Pablo Escobar'ı Sevmek (Loving Pablo) – Bardem'in takma göbeğini Cruz'un abartılı makyajını da mı sevmek?
Filmi, en çok Güneşli Pazartesiler filmini bildiğimiz, son olarak Mükemmel Bir Gün’ü çeken İspanyol yönetmen Fernando León de Aranoa yönetti. Ayrıca, İspanya deyince 'boğa', 'Barcelona' ve 'flamenko dansı'ndan sonra akla gelen Javier Bardem ve Penelope Cruz başrollerde oynadı. Kolombiya’nın milli değeri, 80’lerin dünya kokain tekeli, Netflix döneminin yeni nesil gençlere de tanıtmayı bir borç bildiği Pablo Escobar, biyografik bir filmle vizyonumuza geldi.
Neler oluyor?
Escobar’ın hızlı yükselişini, zirvesini ve düşüşünü önemli pozisyonlarıyla izliyoruz. Metresi olarak tanımlayabileceğimiz gazeteci-televizyoncu Virginia Vallejo'nun anılarından uyarlanan filmde, olanları onun gözünden görüyoruz. Pablo dolar milyarderi olmasına rağmen daha güçlü olmak istiyor, saygı istiyor, ABD'ye teslim olmamak istiyor. ABD ise "Ulan bizim bütün Miami'nin kokain paraları buna gidiyor, Miami kokain esnafı kepenk kapatmak üzere" anlayışıyla Pablo'nun peşini bırakmıyor. Bu arada Medellin bölgesinin yoksulları da "Yol yaptı, ev yaptı" anlayışıyla bu Pablo psikopatının kıçından ayrılmıyor, özellikle gençler gönüllü fedai oluyor, sicario oluyor.
Eline tesbih, önüne nargile koysan sırıtmayası bir poz...
Nasıl oluyor da oluyor?
Escobar'ın kişiliğine tüm yönleriyle eğilinmiş gibi. Şefkatli halleri de eğlenceli yanları da aile babası özellikleri de suikast-katliam seven vahşi tarafları da gösteriliyor. Gösteriliyor ama çok derinine inilmiyor. Oğlunun anlattıklarından yola çıkılsaymış da sadece aile babası tarafına odaklanılsaymış daha iyi olabilirmiş mesela... Gerçi oğlu da söyleşilerinde babasının kötü yanlarını inkar edip duruyor, neredeyse "Ne kokaini ya emlakçıydı benim babam" diyecek, ondan yola çıkmak da sağlıklı olmayabilirmiş.

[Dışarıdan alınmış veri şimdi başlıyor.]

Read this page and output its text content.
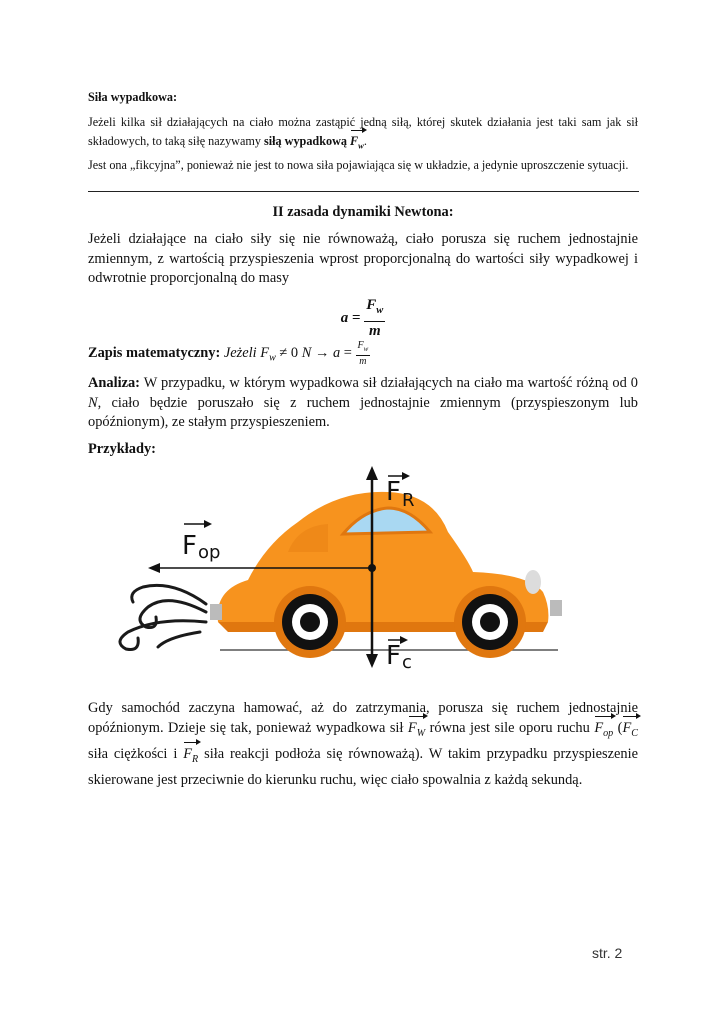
Siła wypadkowa:

Jeżeli kilka sił działających na ciało można zastąpić jedną siłą, której skutek działania jest taki sam jak sił składowych, to taką siłę nazywamy siłą wypadkową $F_w$.

Jest ona „fikcyjna”, ponieważ nie jest to nowa siła pojawiająca się w układzie, a jedynie uproszczenie sytuacji.

II zasada dynamiki Newtona:

Jeżeli działające na ciało siły się nie równoważą, ciało porusza się ruchem jednostajnie zmiennym, z wartością przyspieszenia wprost proporcjonalną do wartości siły wypadkowej i odwrotnie proporcjonalną do masy

$a = \frac{F_w}{m}$

Zapis matematyczny: Jeżeli $F_w \ne 0$ $N \to a = \frac{F_w}{m}$

Analiza: W przypadku, w którym wypadkowa sił działających na ciało ma wartość różną od 0 N, ciało będzie poruszało się z ruchem jednostajnie zmiennym (przyspieszonym lub opóźnionym), ze stałym przyspieszeniem.

Przykłady:

F R
F op
F c

Gdy samochód zaczyna hamować, aż do zatrzymania, porusza się ruchem jednostajnie opóźnionym. Dzieje się tak, ponieważ wypadkowa sił $F_W$ równa jest sile oporu ruchu $F_{op}$ ($F_C$ siła ciężkości i $F_R$ siła reakcji podłoża się równoważą). W takim przypadku przyspieszenie skierowane jest przeciwnie do kierunku ruchu, więc ciało spowalnia z każdą sekundą.

str. 2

Gazeteci abla ise biraz karikatür kalıyor gibi. Yer yer Escobar da karikatürize oluyor. İki oyuncu da yeteneklerini sergiliyor, olabildiğince ete kemiğe büründürüyor karakterlerini ama bazen de çok şov yapıyorlar gibi... Gözlerimiz Narcos'un Brezilyalı yeteneği Wagner Moura'yı arıyor.
Özleniyorsun Narcos Reis...
Deniz Seki?
Aksiyon ile gerilim arasında bir denge tutturulmuş gibi... Özelikle Pablo'nun kaçak olduğu yerler güzel çekilmiş. Fakat, filme bir Latin Amerika sıcaklığı verelim diye, bazı yerler gereksiz eğlenceli bir şekilde gösterilmiş, politik-gerilim kısmı gölgede kalmış. Hayır yani, Escobar'la ilişkili bir film olan Barry Seal'de zaten eğlenceli bir teknikle göstermişlerdi bu kirli işleri, siz keşke politik gerilim kısmına odaklanaydınız... 'Yoksul ama eğlenceli memleket' anlamına gelen eğlenceli müzik de ayıp oluyor biraz yani... Biri senin yoksulluğunun üzerine saksafon çalsa hoşuna gider mi?
Bir de keşke Pablo'nun, kızı ısınsın diye para yaktığı meşhur olay da gösterilseymiş. Madem İngilizce konuşan seyirci böyle istiyor diye İspanyolca aksan katarak İngilizce çektiniz güzelim Kolombiya öyküsünü, o zaman millet bunu da istiyor, para da yakacaksınız kardeşim! Çatır çatır yakacaksınız!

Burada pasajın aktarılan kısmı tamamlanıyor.